The restaurant had actually been on my radar for years — since it opened in 2006. Back then, the North Fork was not a serious dining destination; it was not really a destination, full stop. So when two New York chefs with fancy pedigrees decided to make a go of it, it was big news. For one reason or another, it took me another decade to go see for myself.

Now, this restaurant is not cheap: The six-course prix fixe is $125, plus an additional $35 for wine pairings. There’s also a three-course prix fixe for $70, and you can order a la carte. Appetizers start at $14; entrees are $36 to $45. These prices place it in the spendy, special-occasion-meal category for sure. That said, it’s not nearly as budget-busting as Eleven Madison Park. One might imagine dining here without subsisting on rice and beans for the rest of the month.

And then there’s the fact that you can sidle up to the bar and get a burger or head to the food truck for lunch and get a killer lobster roll. In short, whatever your budget, you have options.

So, let me tell you about my dinner.

The evening started with an airy corn soufflé topped with fermented blueberry powder. This sounds fancy, but it tasted like summer in a tiny vial.

Next, my dinner companion and I shared a few appetizers: striped bass crudo, super fresh and bundled up in ribbons of cucumber; pea hummus with ricotta salata; and ricotta, lardo, and honey on toast. What I loved most about this course was that I could easily imagine making that pea hummus at home, serving it with some store-bought taro chips. I could even see improvising on the toast, substituting thinly sliced prosciutto for lardo. The point? The food was elevated but not so far removed from something I could make at home.
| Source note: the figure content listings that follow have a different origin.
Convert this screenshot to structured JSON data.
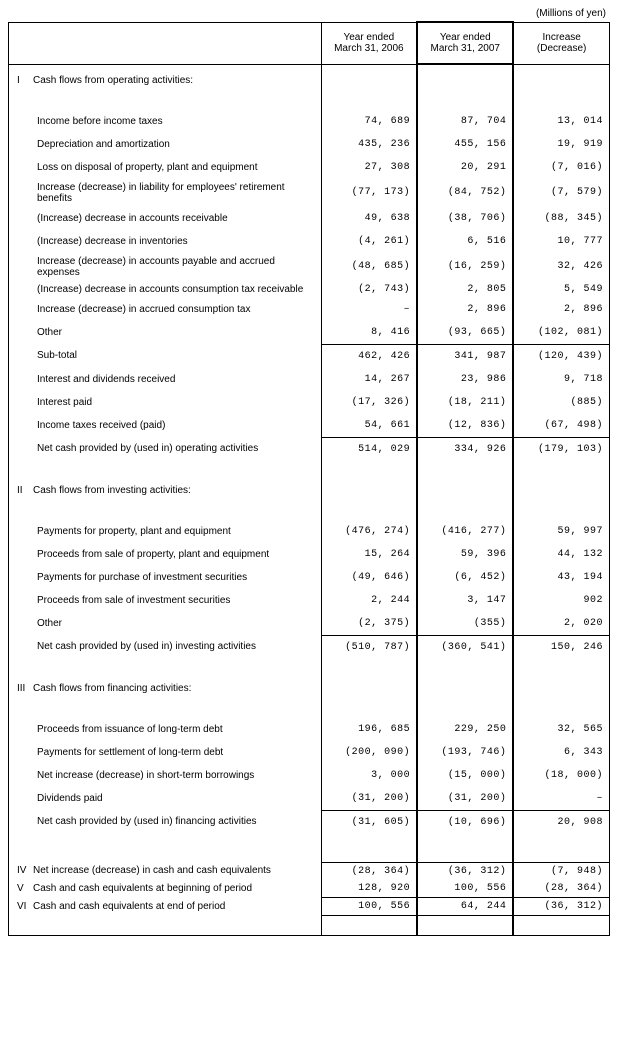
{
  "unit_label": "(Millions of yen)",
  "headers": {
    "col1": "Year ended\nMarch 31, 2006",
    "col2": "Year ended\nMarch 31, 2007",
    "col3": "Increase (Decrease)"
  },
  "sections": [
    {
      "roman": "I",
      "title": "Cash flows from operating activities:",
      "rows": [
        {
          "label": "Income before income taxes",
          "v": [
            "74, 689",
            "87, 704",
            "13, 014"
          ]
        },
        {
          "label": "Depreciation and amortization",
          "v": [
            "435, 236",
            "455, 156",
            "19, 919"
          ]
        },
        {
          "label": "Loss on disposal of property, plant and equipment",
          "v": [
            "27, 308",
            "20, 291",
            "(7, 016)"
          ]
        },
        {
          "label": "Increase (decrease) in liability for employees' retirement benefits",
          "v": [
            "(77, 173)",
            "(84, 752)",
            "(7, 579)"
          ],
          "tight": true
        },
        {
          "label": "(Increase) decrease in accounts receivable",
          "v": [
            "49, 638",
            "(38, 706)",
            "(88, 345)"
          ]
        },
        {
          "label": "(Increase) decrease in inventories",
          "v": [
            "(4, 261)",
            "6, 516",
            "10, 777"
          ]
        },
        {
          "label": "Increase (decrease) in accounts payable and accrued expenses",
          "v": [
            "(48, 685)",
            "(16, 259)",
            "32, 426"
          ],
          "tight": true
        },
        {
          "label": "(Increase) decrease in accounts consumption tax receivable",
          "v": [
            "(2, 743)",
            "2, 805",
            "5, 549"
          ],
          "tight": true
        },
        {
          "label": "Increase (decrease) in accrued consumption tax",
          "v": [
            "–",
            "2, 896",
            "2, 896"
          ]
        },
        {
          "label": "Other",
          "v": [
            "8, 416",
            "(93, 665)",
            "(102, 081)"
          ]
        },
        {
          "label": "Sub-total",
          "v": [
            "462, 426",
            "341, 987",
            "(120, 439)"
          ],
          "top_border_vals": true
        },
        {
          "label": "Interest and dividends received",
          "v": [
            "14, 267",
            "23, 986",
            "9, 718"
          ]
        },
        {
          "label": "Interest paid",
          "v": [
            "(17, 326)",
            "(18, 211)",
            "(885)"
          ]
        },
        {
          "label": "Income taxes received (paid)",
          "v": [
            "54, 661",
            "(12, 836)",
            "(67, 498)"
          ]
        },
        {
          "label": "Net cash provided by (used in) operating activities",
          "v": [
            "514, 029",
            "334, 926",
            "(179, 103)"
          ],
          "top_border_vals": true,
          "indent": 1
        }
      ]
    },
    {
      "roman": "II",
      "title": "Cash flows from investing activities:",
      "rows": [
        {
          "label": "Payments for property, plant and equipment",
          "v": [
            "(476, 274)",
            "(416, 277)",
            "59, 997"
          ]
        },
        {
          "label": "Proceeds from sale of property, plant and equipment",
          "v": [
            "15, 264",
            "59, 396",
            "44, 132"
          ]
        },
        {
          "label": "Payments for purchase of investment securities",
          "v": [
            "(49, 646)",
            "(6, 452)",
            "43, 194"
          ]
        },
        {
          "label": "Proceeds from sale of investment securities",
          "v": [
            "2, 244",
            "3, 147",
            "902"
          ]
        },
        {
          "label": "Other",
          "v": [
            "(2, 375)",
            "(355)",
            "2, 020"
          ]
        },
        {
          "label": "Net cash provided by (used in) investing activities",
          "v": [
            "(510, 787)",
            "(360, 541)",
            "150, 246"
          ],
          "top_border_vals": true,
          "indent": 1
        }
      ]
    },
    {
      "roman": "III",
      "title": "Cash flows from financing activities:",
      "rows": [
        {
          "label": "Proceeds from issuance of long-term debt",
          "v": [
            "196, 685",
            "229, 250",
            "32, 565"
          ]
        },
        {
          "label": "Payments for settlement of long-term debt",
          "v": [
            "(200, 090)",
            "(193, 746)",
            "6, 343"
          ]
        },
        {
          "label": "Net increase (decrease) in short-term borrowings",
          "v": [
            "3, 000",
            "(15, 000)",
            "(18, 000)"
          ]
        },
        {
          "label": "Dividends paid",
          "v": [
            "(31, 200)",
            "(31, 200)",
            "–"
          ]
        },
        {
          "label": "Net cash provided by (used in) financing activities",
          "v": [
            "(31, 605)",
            "(10, 696)",
            "20, 908"
          ],
          "top_border_vals": true,
          "indent": 1
        }
      ]
    }
  ],
  "summary_rows": [
    {
      "roman": "IV",
      "label": "Net increase (decrease) in cash and cash equivalents",
      "v": [
        "(28, 364)",
        "(36, 312)",
        "(7, 948)"
      ],
      "top_border_vals": true
    },
    {
      "roman": "V",
      "label": "Cash and cash equivalents at beginning of period",
      "v": [
        "128, 920",
        "100, 556",
        "(28, 364)"
      ]
    },
    {
      "roman": "VI",
      "label": "Cash and cash equivalents at end of period",
      "v": [
        "100, 556",
        "64, 244",
        "(36, 312)"
      ],
      "top_border_vals": true,
      "bottom_border_vals": true
    }
  ],
  "style": {
    "font_size_pt": 10,
    "mono_font": "Courier New",
    "border_color": "#000000",
    "background_color": "#ffffff",
    "text_color": "#000000"
  }
}
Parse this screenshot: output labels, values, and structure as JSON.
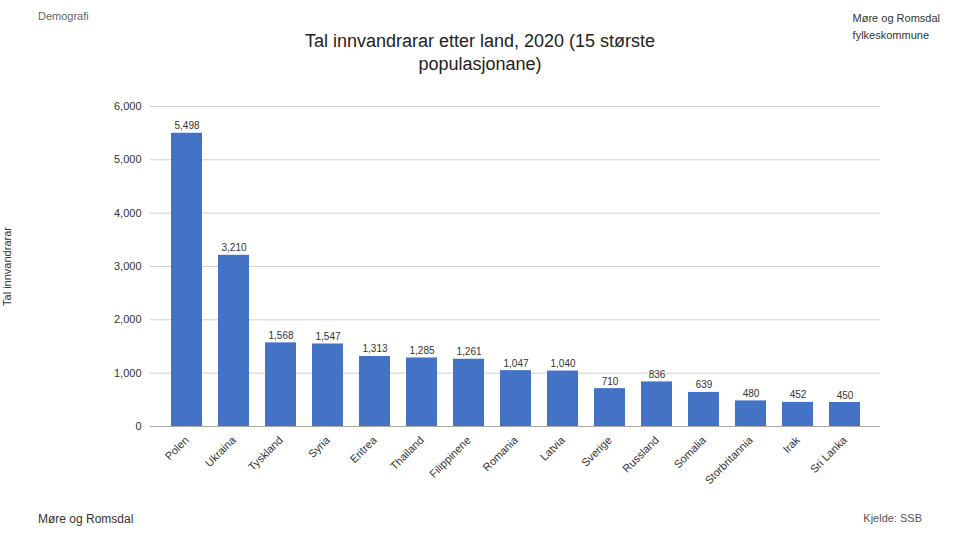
{
  "chart_data": {
    "type": "bar",
    "title": "Tal innvandrarar etter land, 2020 (15 største\npopulasjonane)",
    "ylabel": "Tal innvandrarar",
    "categories": [
      "Polen",
      "Ukraina",
      "Tyskland",
      "Syria",
      "Eritrea",
      "Thailand",
      "Filippinene",
      "Romania",
      "Latvia",
      "Sverige",
      "Russland",
      "Somalia",
      "Storbritannia",
      "Irak",
      "Sri Lanka"
    ],
    "values": [
      5498,
      3210,
      1568,
      1547,
      1313,
      1285,
      1261,
      1047,
      1040,
      710,
      836,
      639,
      480,
      452,
      450
    ],
    "value_labels": [
      "5,498",
      "3,210",
      "1,568",
      "1,547",
      "1,313",
      "1,285",
      "1,261",
      "1,047",
      "1,040",
      "710",
      "836",
      "639",
      "480",
      "452",
      "450"
    ],
    "data_labels": true,
    "color": "#4472c4",
    "ylim": [
      0,
      6000
    ],
    "yticks": [
      0,
      {
        "value": 1000,
        "label": "1,000"
      },
      {
        "value": 2000,
        "label": "2,000"
      },
      {
        "value": 3000,
        "label": "3,000"
      },
      {
        "value": 4000,
        "label": "4,000"
      },
      {
        "value": 5000,
        "label": "5,000"
      },
      {
        "value": 6000,
        "label": "6,000"
      }
    ],
    "grid": true,
    "annotations": [
      "Demografi",
      "Møre og Romsdal\nfylkeskommune",
      "Møre og Romsdal",
      "Kjelde: SSB"
    ]
  }
}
For my main course, I opted for pistachio-lavender-crusted lamb rack, with peas, radishes, and labneh. I’m not embarrassed to say: It was so good I picked up the bones to make sure I got every last bite. I also dipped my bread in the labneh, wiping my plate so clean my German grandmother would have been proud.

When it comes to dessert, I am often underwhelmed by the offerings at fine-dining restaurants. Give me good ice cream over an abstract work of art made with fruit powders and gelees any day. But, in the name of research, we nibbled our way through the sweet offerings — budino with a custard-like dipping sauce; cornmeal-brown butter cake with sweet corn ice cream and blackberry compote; peach upside-down cobbler with vanilla crème fraîche. Each bite was better than the last.

There was a clear winner, however: The mixed berry meringue sandwich. All the berries of the season, plus raspberry sorbet and yogurt sabayon sandwiched between two meringue clouds, floating in raspberry coulis and studded with candied pistachios. Give me this sandwich or give me death!

Ready to go? Good news is that if you eat your fill and can’t make your way home there are four simply but sweetly furnished rooms upstairs — and a breakfast spread the next morning that will make you swoon all over again.

A caveat: Let me add a small disclaimer or two here. I have not eaten at every restaurant in the state of New York. I have not even eaten at every restaurant on the North Fork of Long Island. That said, I have eaten at a lot of restaurants, including some very, very good ones that are very, very famous for good reason. I would also add that “best” is almost always subjective — and this is the case here. This is my opinion and you may go and you may feel differently! But I don’t think you will.